Нужно сказать, что этот Валера никаким чекистом не был. Броское название протокола допроса провокатора от 17-21 октября 1919 года свидетельствует только о недобросовестности составителей сборника, а сами показания Валеры настолько примитивны и лживы, что даже белогвардейские авторы издания были вынуждены осторожно написать в предисловии к тексту допроса: «Хотя Валера и постарался в своих показаниях перекраситься во время допросов в другой политический цвет, всё же показания его остаются свидетельством человека, принимавшего организационное участие в страшной работе учреждения, осуществляющего у большевиков политический сыск… “Валера” может быть и не всегда искренним».  Солженицын не обратил внимания на безграничный антисемитизм провокатора, который наговорил столько несуразностей, что ему мог поверить только потерявший голову русский националист. А сам Валера считал, что именно такое проявление антисемитизма способно спасти его жизнь.
Достаточно напомнить утверждения Валеры о том, что среди двадцати двух руководителей ЧК было только четверо русских, с которыми он якобы  тут же образовал «триумвират», целью которого была «защита цивилизации и её носителей – интеллигенции, возможное уменьшение жертв гражданскоё войны и защиты друг друга». Этот «могучий союз» с глобальными фантастическими задачами «защиты цивилизации» распался через несколько недель, не успев приступить к началу каких-либо действий, а всё тот же Валера, по собственному заявлению, создал ещё одно «объединение», но уже его «девиз был изменён – ненавистью к господствующим в ЧК евреям – антисемитизмом». Так-то практичнее и ближе к истине!
«Крупнейшими фигурами, - продолжал фантазировать Белоросов, - были М. Бегляров, В. Бутов, Сидоренко, Калина Вишняков, Горичев, Гарри». Сам о себе Валера показал: «Здесь заслуга Валеры, не давшего ни одного виновного к расстрелу, несомненна». Ах, какое милое, скромное признание! Боялся, что расстреляют за предательство, вот и нёс антисемитскую ахинею, видимо, для оголтелых националистов, способных принять его предсмертный бред за правду. Но белогвардейцы ему всё равно не поверили.
Объём книги не позволяет более подробно процитировать всё, что наговорил перед смертью русский дворянин, но Солженицын нашёл у Валеры главное: «Веру Чеберяк допрашивали все евреи-чекисты» (стр. 451). Солженицыну показалось, что это свидетельство провокатора - антисемита очень важно для понимания новейшей русской истории, однако, когда Валера сообщил, что «Чеберяк расстрелял Михайлов», Солженицын, не желая называть русскую фамилию, оборвал цитату и добавил своими словами в неопределённо-личной форме: «Её тут же расстреляли» (стр. 451). Это и есть типичный стиль Солженицына.
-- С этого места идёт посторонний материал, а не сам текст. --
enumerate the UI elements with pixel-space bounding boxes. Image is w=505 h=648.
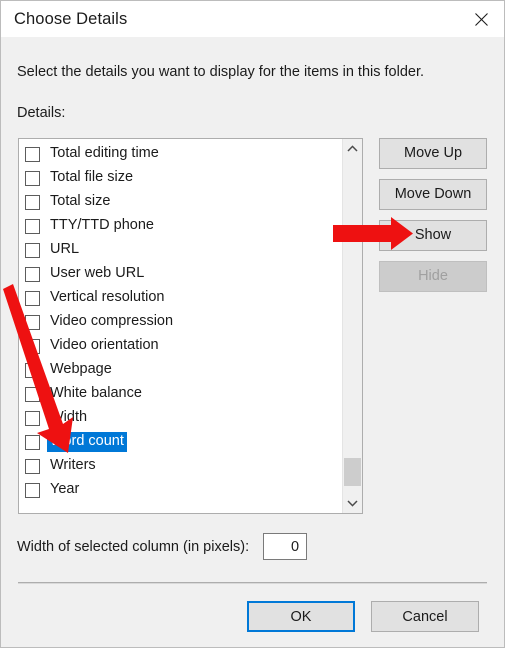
- list-item[interactable]: TTY/TTD phone: [19, 214, 337, 238]
- cancel-button[interactable]: Cancel: [371, 601, 479, 632]
- list-item-label: Total size: [50, 193, 111, 210]
- checkbox-icon[interactable]: [25, 482, 40, 498]
- close-button[interactable]: [458, 1, 504, 37]
- details-listbox[interactable]: Total editing time Total file size Total s…: [18, 138, 363, 514]
- checkbox-icon[interactable]: [25, 338, 40, 354]
- checkbox-icon[interactable]: [25, 242, 40, 258]
- details-label: Details:: [17, 105, 66, 121]
- list-item-label: Webpage: [50, 361, 112, 378]
- list-item-label: URL: [50, 241, 80, 258]
- move-down-button[interactable]: Move Down: [379, 179, 487, 210]
- list-item[interactable]: White balance: [19, 382, 337, 406]
- list-item-label: Total editing time: [50, 145, 159, 162]
- list-action-buttons: Move Up Move Down Show Hide: [379, 138, 487, 292]
- description-text: Select the details you want to display f…: [17, 64, 425, 80]
- checkbox-icon[interactable]: [25, 314, 40, 330]
- ok-button[interactable]: OK: [247, 601, 355, 632]
- list-item-label: Vertical resolution: [50, 289, 165, 306]
- list-item-label: Word count: [47, 432, 127, 452]
- list-item[interactable]: User web URL: [19, 262, 337, 286]
- list-item[interactable]: Word count: [19, 430, 337, 454]
- list-item[interactable]: Year: [19, 478, 337, 502]
- checkbox-icon[interactable]: [25, 386, 40, 402]
- scrollbar-thumb[interactable]: [344, 458, 361, 486]
- list-item-label: Video orientation: [50, 337, 159, 354]
- chevron-down-icon: [347, 500, 358, 507]
- dialog-body: Select the details you want to display f…: [1, 37, 504, 647]
- list-item-label: Total file size: [50, 169, 134, 186]
- list-item[interactable]: Vertical resolution: [19, 286, 337, 310]
- checkbox-icon[interactable]: [25, 434, 40, 450]
- checkbox-icon[interactable]: [25, 290, 40, 306]
- list-item[interactable]: URL: [19, 238, 337, 262]
- column-width-input[interactable]: [263, 533, 308, 560]
- checkbox-icon[interactable]: [25, 194, 40, 210]
- footer-separator: [18, 582, 487, 584]
- close-icon: [474, 12, 488, 26]
- scroll-up-button[interactable]: [343, 139, 362, 158]
- list-item-label: TTY/TTD phone: [50, 217, 154, 234]
- list-item-label: Writers: [50, 457, 96, 474]
- details-list: Total editing time Total file size Total s…: [19, 142, 337, 502]
- list-item-label: Video compression: [50, 313, 174, 330]
- checkbox-icon[interactable]: [25, 266, 40, 282]
- checkbox-icon[interactable]: [25, 362, 40, 378]
- dialog-footer: OK Cancel: [1, 599, 504, 647]
- list-item-label: Width: [50, 409, 88, 426]
- hide-button: Hide: [379, 261, 487, 292]
- list-item[interactable]: Total file size: [19, 166, 337, 190]
- list-item-label: Year: [50, 481, 80, 498]
- checkbox-icon[interactable]: [25, 458, 40, 474]
- list-item[interactable]: Writers: [19, 454, 337, 478]
- title-bar: Choose Details: [1, 1, 504, 37]
- column-width-row: Width of selected column (in pixels):: [17, 533, 487, 560]
- show-button[interactable]: Show: [379, 220, 487, 251]
- list-item[interactable]: Video compression: [19, 310, 337, 334]
- checkbox-icon[interactable]: [25, 218, 40, 234]
- move-up-button[interactable]: Move Up: [379, 138, 487, 169]
- list-item[interactable]: Video orientation: [19, 334, 337, 358]
- chevron-up-icon: [347, 145, 358, 152]
- list-item[interactable]: Width: [19, 406, 337, 430]
- window-title: Choose Details: [14, 9, 128, 28]
- list-item[interactable]: Webpage: [19, 358, 337, 382]
- checkbox-icon[interactable]: [25, 170, 40, 186]
- checkbox-icon[interactable]: [25, 146, 40, 162]
- list-item[interactable]: Total size: [19, 190, 337, 214]
- list-item[interactable]: Total editing time: [19, 142, 337, 166]
- list-item-label: White balance: [50, 385, 142, 402]
- checkbox-icon[interactable]: [25, 410, 40, 426]
- column-width-label: Width of selected column (in pixels):: [17, 538, 250, 555]
- list-item-label: User web URL: [50, 265, 145, 282]
- listbox-scrollbar[interactable]: [342, 139, 362, 513]
- scroll-down-button[interactable]: [343, 494, 362, 513]
- choose-details-dialog: Choose Details Select the details you wa…: [0, 0, 505, 648]
- scrollbar-track[interactable]: [343, 158, 362, 494]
Имя провокатора и трижды предателя Болеросова - Валеры, который вначале присягал на верность служению императору в должности присяжного поверенного, потом большевистскому ЧК в Киеве, затем «перекрасился во время допросов в другой политический цвет», как написано в предисловии к протоколу, всплывает и в книге Шульгина, изданной в начале прошлого века. Видимо, провокаторов такого масштаба было не так уж много, поэтому показаний Болеросова хватило на двух антисемитов сразу. В приложении № 9-А Шульгин приводит слова Валеры, что среди 150 - 300 членов ЧК две трети были евреи – «точных цифр привести нельзя» (стр. 398-401). Так Валера вольно обращается с цифрами, а Шульгин и Солженицын сознательно используют ложь провокатора, наивно думая, что каждая ссылка на предателя послужит истине.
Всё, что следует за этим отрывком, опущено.